Kepulauan Wakatobi yang mewakili terumbu karang dengan resiliensi tertinggi di Indonesia Timur dapat menjadi referensi tentang terumbu karang yang
ideal. Keempat pulau yang disurvei COREMAP memiliki rata-rata batas kedalaman pertumbuhan karang 30 meter.
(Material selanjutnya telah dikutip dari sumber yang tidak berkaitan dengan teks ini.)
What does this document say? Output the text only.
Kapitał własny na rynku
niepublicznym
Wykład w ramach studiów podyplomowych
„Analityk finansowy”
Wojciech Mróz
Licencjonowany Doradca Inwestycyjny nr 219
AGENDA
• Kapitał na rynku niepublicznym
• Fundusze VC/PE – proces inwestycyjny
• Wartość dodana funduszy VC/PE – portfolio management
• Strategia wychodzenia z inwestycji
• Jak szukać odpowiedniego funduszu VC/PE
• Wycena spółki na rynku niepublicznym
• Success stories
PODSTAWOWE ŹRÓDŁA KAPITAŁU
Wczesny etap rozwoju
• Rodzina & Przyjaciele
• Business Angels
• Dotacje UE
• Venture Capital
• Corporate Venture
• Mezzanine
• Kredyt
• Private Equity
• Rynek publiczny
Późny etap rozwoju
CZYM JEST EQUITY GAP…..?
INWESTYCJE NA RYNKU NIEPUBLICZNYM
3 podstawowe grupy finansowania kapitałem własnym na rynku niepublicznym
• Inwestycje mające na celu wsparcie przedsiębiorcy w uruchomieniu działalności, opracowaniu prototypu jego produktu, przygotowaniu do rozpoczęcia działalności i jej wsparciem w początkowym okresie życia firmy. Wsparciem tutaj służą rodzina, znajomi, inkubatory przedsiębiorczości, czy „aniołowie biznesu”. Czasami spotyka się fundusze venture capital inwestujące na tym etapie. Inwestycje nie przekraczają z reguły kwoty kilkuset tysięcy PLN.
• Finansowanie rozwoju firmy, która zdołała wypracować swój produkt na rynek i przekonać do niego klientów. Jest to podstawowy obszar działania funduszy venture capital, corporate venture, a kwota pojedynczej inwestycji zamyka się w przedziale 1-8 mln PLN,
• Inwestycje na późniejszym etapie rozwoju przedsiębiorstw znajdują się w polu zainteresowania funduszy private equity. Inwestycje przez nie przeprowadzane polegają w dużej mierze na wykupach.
Di Pulau Wanci, Pulau Kadelupa,
Pulau Tomia, dan Karang Terumbu Kapota masing-masing mempunyai batas kedalaman pertumbuhan karang secara berurutan 40, 30, 25, dan 30 meter
Budiyanto et al. 2009. Batas kedalaman pertumbuhan karang ini jauh melebihi batas kedalaman pada terumbu karang di seluruh Paparan Sunda. Kelimpahan
ikan target 6000 ekor per 15 lokasi Budiyanto et al. 2009. Kelimpahan ini sangat jauh melebihi kelimpahan ikan target di Bintan yang sekitar 3000 ekor per 24
lokasi Tuti Salatalohi 2009; Cappenberg Salatalohi 2009; Cappenberg Djuwariah 2009.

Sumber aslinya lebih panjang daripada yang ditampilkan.